その時に、小声でなにか話していたの。その時聞き耳を立てちゃってね、その内容を少し聞いたんだ。
今日を乗り切れば終わりだ。あいつを田口に見せかけろ。気付かれないか。会話に混じらせるな。あいつはいつ来るんだ。もういる。
断片的だけど、確かそんなこと言ってたの」
やっと得られた情報。やはりあの二人は手を組んでいたのか。
今日を乗り切れば終わり、とはどういうことだろう。そもそも、なぜあの二人が組んでいるんだ? さして仲が良い訳でもなかったはずなのに。

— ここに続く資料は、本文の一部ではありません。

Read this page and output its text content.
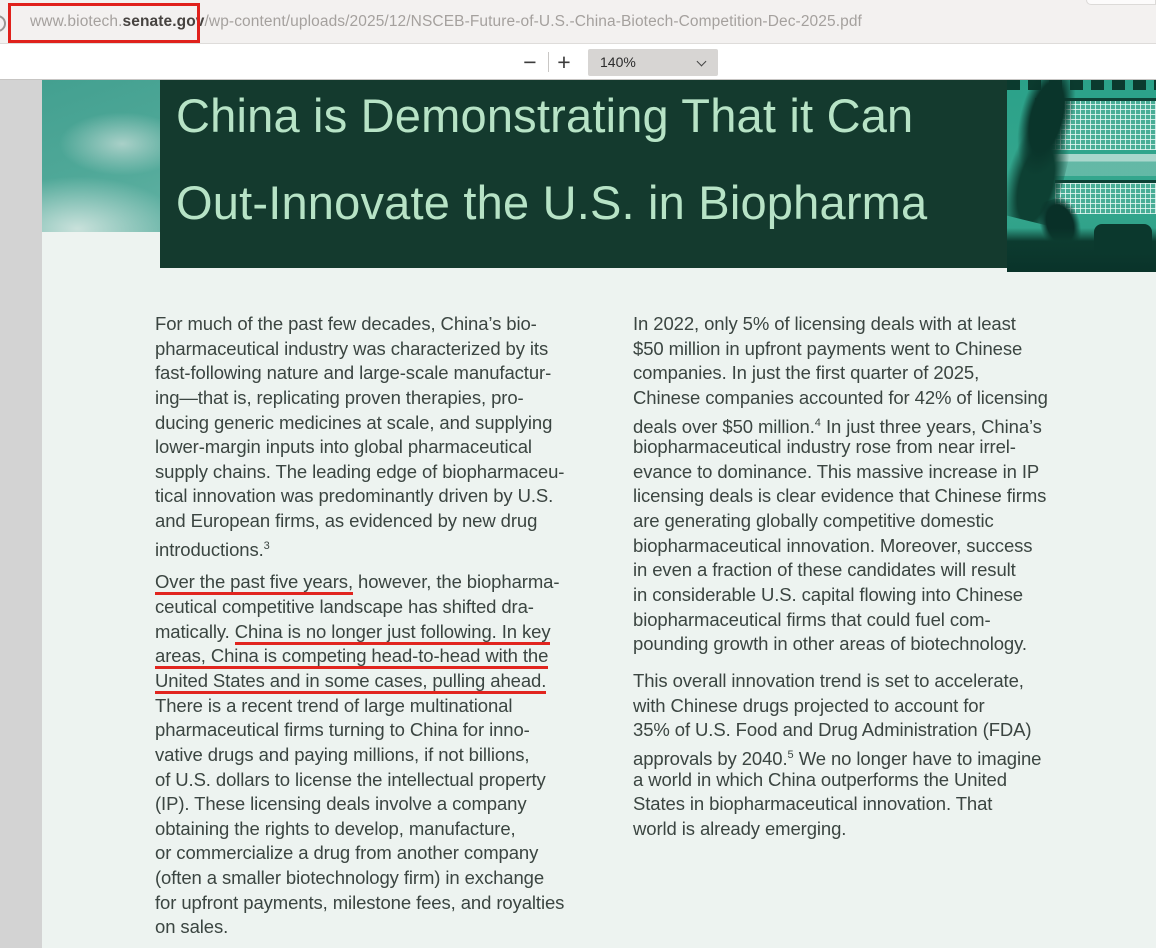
www.biotech.senate.gov/wp-content/uploads/2025/12/NSCEB-Future-of-U.S.-China-Biotech-Competition-Dec-2025.pdf
− +	140%
China is Demonstrating That it Can
Out-Innovate the U.S. in Biopharma
For much of the past few decades, China’s bio-
pharmaceutical industry was characterized by its
fast-following nature and large-scale manufactur-
ing—that is, replicating proven therapies, pro-
ducing generic medicines at scale, and supplying
lower-margin inputs into global pharmaceutical
supply chains. The leading edge of biopharmaceu-
tical innovation was predominantly driven by U.S.
and European firms, as evidenced by new drug
introductions.$^3$
Over the past five years, however, the biopharma-
ceutical competitive landscape has shifted dra-
matically. China is no longer just following. In key
areas, China is competing head-to-head with the
United States and in some cases, pulling ahead.
There is a recent trend of large multinational
pharmaceutical firms turning to China for inno-
vative drugs and paying millions, if not billions,
of U.S. dollars to license the intellectual property
(IP). These licensing deals involve a company
obtaining the rights to develop, manufacture,
or commercialize a drug from another company
(often a smaller biotechnology firm) in exchange
for upfront payments, milestone fees, and royalties
on sales.
In 2022, only 5% of licensing deals with at least
$50 million in upfront payments went to Chinese
companies. In just the first quarter of 2025,
Chinese companies accounted for 42% of licensing
deals over $50 million.$^4$ In just three years, China’s
biopharmaceutical industry rose from near irrel-
evance to dominance. This massive increase in IP
licensing deals is clear evidence that Chinese firms
are generating globally competitive domestic
biopharmaceutical innovation. Moreover, success
in even a fraction of these candidates will result
in considerable U.S. capital flowing into Chinese
biopharmaceutical firms that could fuel com-
pounding growth in other areas of biotechnology.
This overall innovation trend is set to accelerate,
with Chinese drugs projected to account for
35% of U.S. Food and Drug Administration (FDA)
approvals by 2040.$^5$ We no longer have to imagine
a world in which China outperforms the United
States in biopharmaceutical innovation. That
world is already emerging.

「なんか、変な話ね。あいつらもなんか妙なことに巻き込まれているのかしら? いい気味ね」
「あの田口君、偽者なのかな。最初は悪戯でも考えてるのかと思って、気にしてなかったんだけど。
優輝君の話を聞いてからだと、変な話だね」
「うん、まだ情報が足りないな」
解るのは、会話の流れとして彼らが意地でも明るみに出したくない話だということだ。
今まで確認が取れたのが五人。あと残りが、俺とあの男を除いて五人か。
その内赤井と坂井が組んでいるのは解るから、あと確認を取れるのは渡辺と犬川、草野の三人か。
だが、確認をとった全員が真実を語っているとは限らない。
しかし、もし今まで話した人物の中に赤井達と繋がっている人物がいれば、彼を探っている俺に対して、なにかしらの反応を見せるだろう。
騙(かた)っているのは、誰だ?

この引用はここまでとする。